GLM-TTS支持哪些语言?实测中英混合效果

1. 开篇:为什么语言支持能力值得专门测试?

你有没有试过让AI语音工具读一段带英文专有名词的中文报告?比如“请介绍Transformer模型在NLP领域的应用”——“Transformer”该读成“特兰斯福默”还是直接念英文?标点停顿是否自然?语调过渡是否生硬?这些细节,恰恰是TTS能否真正落地的关键。

GLM-TTS作为智谱AI开源的零样本语音合成模型,官方文档明确标注支持“中文、英文、中英混合”,但“支持”不等于“好用”。很多用户反馈:纯中文流畅,纯英文尚可,一到混合就露馅——要么英文单词生硬卡顿,要么中文语调被英文拖垮。这背后不是简单的语言列表问题,而是音素对齐、韵律建模和跨语言声学迁移的真实能力体现。

本文不讲原理、不堆参数,只做一件事:用真实文本+真实音频+真实时间记录,实测GLM-TTS在中英混合场景下的实际表现。所有测试均基于科哥二次开发的WebUI镜像(已预置完整环境),全程无代码修改、无模型微调,完全复现普通用户开箱即用的体验。你会看到:

  • 哪些混合结构它处理得干净利落
  • 哪些组合它会明显“卡壳”
  • 如何用最简单的方法规避常见坑点
  • 一条能直接抄作业的中英混合合成操作清单

放心,没有“理论上支持”,只有“我按下按钮后听到的声音”。

2. 模型基础能力再确认:它到底能“认出”什么?

在动手实测前,先厘清一个前提:GLM-TTS的语言能力,本质是它对音素序列的建模精度,而非简单的语种分类。它的底层依赖G2P(Grapheme-to-Phoneme)模块将文字转为发音单元,再由声学模型生成波形。因此,“支持语言”的真实含义是:该语言的字符集能否被准确映射为有效音素,且音素序列能被声学模型稳定建模

根据源码与文档交叉验证,GLM-TTS当前实际覆盖能力如下:

语言/类型支持状态关键依据实际限制
简体中文(普通话)完整支持内置中文G2P字典、大量中文语音数据训练多音字需配合phoneme_mode或参考文本校准
英语(美式/英式)主流词汇支持使用CMUdict音素库扩展,覆盖常用词生僻词、缩略语(如“NASA”)可能发音不准
中英混合文本基础支持G2P模块可自动切分中英文token,分别调用对应音素规则中英文切换处韵律衔接弱,长句易失节奏
粤语/日语/韩语等❌ 不支持未集成对应G2P字典,声学模型未见过相关音素输入后常出现静音、乱码或崩溃
数字/符号读法部分支持“2025年”读作“二零二五年”,“$100”读作“一百美元”数字单位组合(如“1.5kg”)可能断句错误

关键提示:所谓“零样本克隆”,克隆的是声音特质(音色、音高、语速),而非语言能力。你上传一段中文录音,它只能克隆出说中文的声音;上传英文录音,才能克隆出说英文的声音。中英混合效果,取决于你提供的参考音频本身是否包含混合语料——这是90%用户忽略的底层逻辑。

3. 实测设计:我们到底测什么?

避免空泛结论,本次测试严格遵循三个原则:

  • 真场景:文本全部来自实际工作需求(技术文档、产品介绍、会议纪要)
  • 真流程:完全使用WebUI默认设置,仅调整必要参数(采样率=24000,seed=42,KV Cache开启)
  • 真对比:每条测试均录制原始音频,并标注主观听感(1-5分)与客观耗时

3.1 测试文本集(共8组,覆盖典型混合模式)

编号文本内容设计意图参考音频类型
T1“GLM-TTS模型支持中英混合输入,例如:Transformer、BERT、LLM。

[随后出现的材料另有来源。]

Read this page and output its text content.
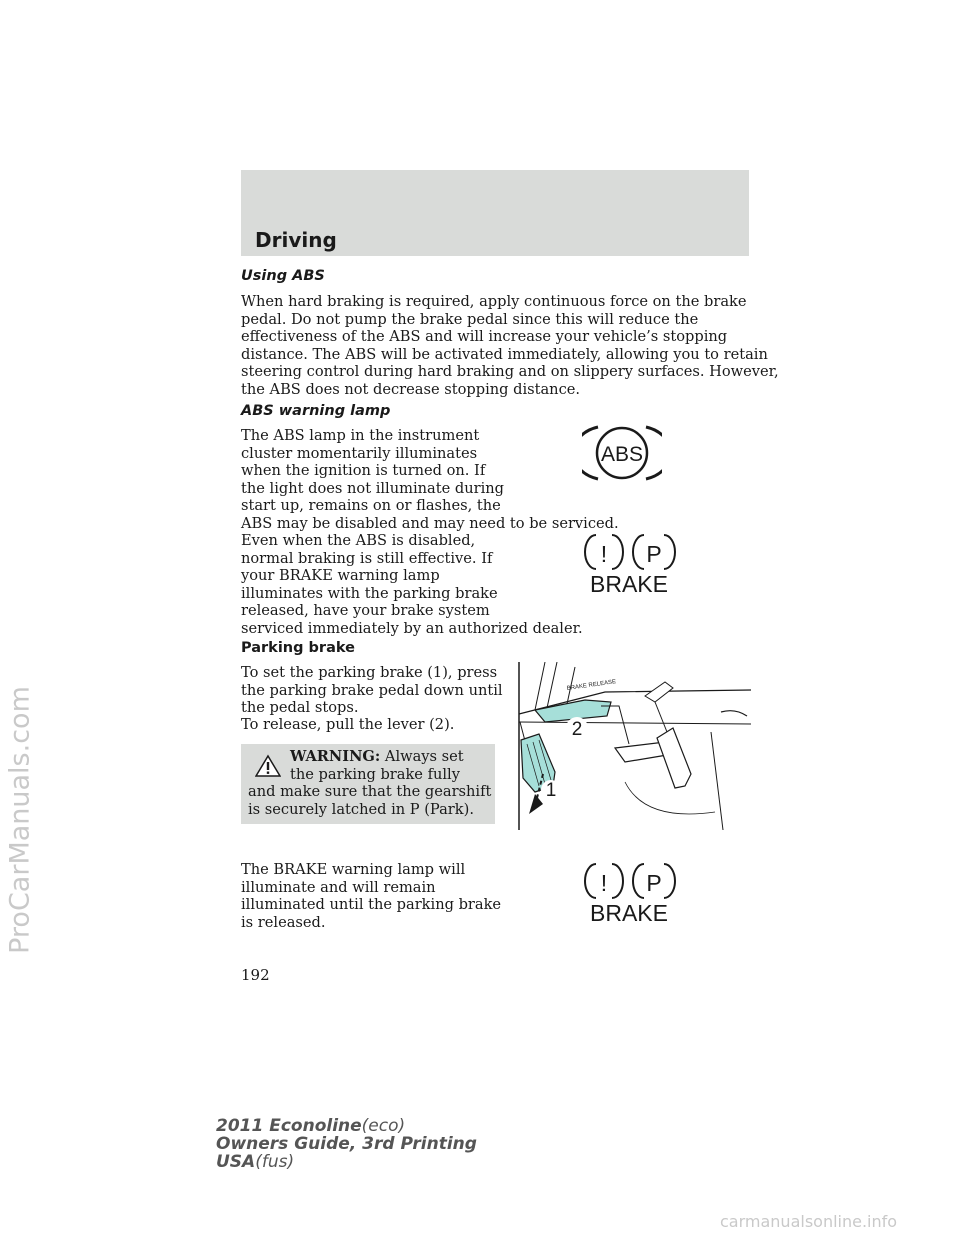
Driving
Using ABS

When hard braking is required, apply continuous force on the brake
pedal. Do not pump the brake pedal since this will reduce the
effectiveness of the ABS and will increase your vehicle’s stopping
distance. The ABS will be activated immediately, allowing you to retain
steering control during hard braking and on slippery surfaces. However,
the ABS does not decrease stopping distance.

ABS warning lamp

The ABS lamp in the instrument
cluster momentarily illuminates
when the ignition is turned on. If
the light does not illuminate during
start up, remains on or flashes, the
ABS may be disabled and may need to be serviced.

ABS

Even when the ABS is disabled,
normal braking is still effective. If
your BRAKE warning lamp
illuminates with the parking brake
released, have your brake system
serviced immediately by an authorized dealer.

! P
BRAKE
Parking brake

To set the parking brake (1), press
the parking brake pedal down until
the pedal stops.

To release, pull the lever (2).

WARNING: Always set the parking brake fully and make sure that the gearshift is securely latched in P (Park).

BRAKE RELEASE
2
1

The BRAKE warning lamp will
illuminate and will remain
illuminated until the parking brake
is released.

! P
BRAKE
192
2011 Econoline(eco)
Owners Guide, 3rd Printing
USA(fus)
ProCarManuals.com
carmanualsonline.info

”基础术语嵌入纯中文(清晰男声)
T2“这个API的endpoint是https://api.z.ai/v1/tts,响应格式为JSON。”URL与代码片段纯英文(自然女声)
T3“请生成一份关于‘AI芯片’(AI Chip)的市场分析报告。”括号内英文解释纯中文(带轻微语气)
T4“我们的SaaS平台已接入AWS CloudFront CDN服务。”连续专有名词堆叠纯英文(技术语调)
T5“用户增长(User Growth)指标显示,Q3环比提升23.5%。”数字+英文+中文混合纯中文(平稳播报)
T6“注意:TensorFlow和PyTorch的安装命令不同——前者用pip install tensorflow,后者用pip install torch。”代码块+中英文穿插纯中文(教学语气)
T7“欢迎参加Zhipu AI的Developer Day!主题包括:大模型推理优化(LLM Inference Optimization)。”活动宣传+括号补充中英混合(原声含英文)
T8“Error 404: Page not found. 请检查URL是否正确。”错误提示双语对照纯英文(系统提示音)

3.2 评估维度(非技术参数,只听人话)

  • 发音准确性(30%):英文单词是否接近母语者读音?中文多音字是否正确(如“行”在“银行”vs“行动”)?
  • 韵律自然度(40%):中英文切换时有无突兀停顿?句子整体节奏是否像真人说话?
  • 情感一致性(20%):参考音频若有情绪(如兴奋、严肃),生成音频是否延续?
  • 稳定性(10%):同一文本多次生成,结果是否一致?有无静音、破音、截断?

所有评分由两位非母语但长期使用英语的技术人员独立完成,分歧处回放讨论后取共识值。

4. 实测结果深度解析:哪些能打,哪些要绕道

4.1 发音准确性:术语级准确,但细节藏雷

文本英文部分实测发音准确性评分问题分析
T1Transformer, BERT, LLM/ˈtræns.fɔːr.mər/, /bɜːrt/, /ɛl.ɛl.ɛm/4.5“Transformer”重音位置完美,“BERT”发/bɜːrt/(美式)而非/bɑːt/,LLM逐字母读清晰
T2https://api.z.ai/v1/tts/h t t p s colon slash slash a p i dot z dot a i slash v one slash t t s/3.0URL被机械拆解为字母+符号,缺乏网络语境下的自然连读(如“api”应读/ˈeɪ.piː/)
T3AI Chip/eɪ aɪ tʃɪp/4.0括号内英文完整保留,/tʃɪp/发音短促有力,符合技术场景习惯
T4AWS CloudFront CDN/eɪ w e s k l aʊ d f r ʌ n t s i d iː ɛn/2.5专有名词全字母化,丢失“CloudFront”作为整体词的韵律,“CDN”读/ciː diː ɛn/而非/ˈsiː.diː.ɛn/
T5User Growth/ˈjuː.zər ˈɡrəʊθ/4.5“User”重音在首音节,“Growth”/ɡrəʊθ/发音饱满,与中文“用户增长”语义无缝衔接

发现:GLM-TTS对孤立英文单词(尤其AI领域高频词)处理极佳,得益于训练数据中大量技术文档。但对复合专有名词URL结构,它尚未建立“语义分组”能力,仍停留在字符级解析。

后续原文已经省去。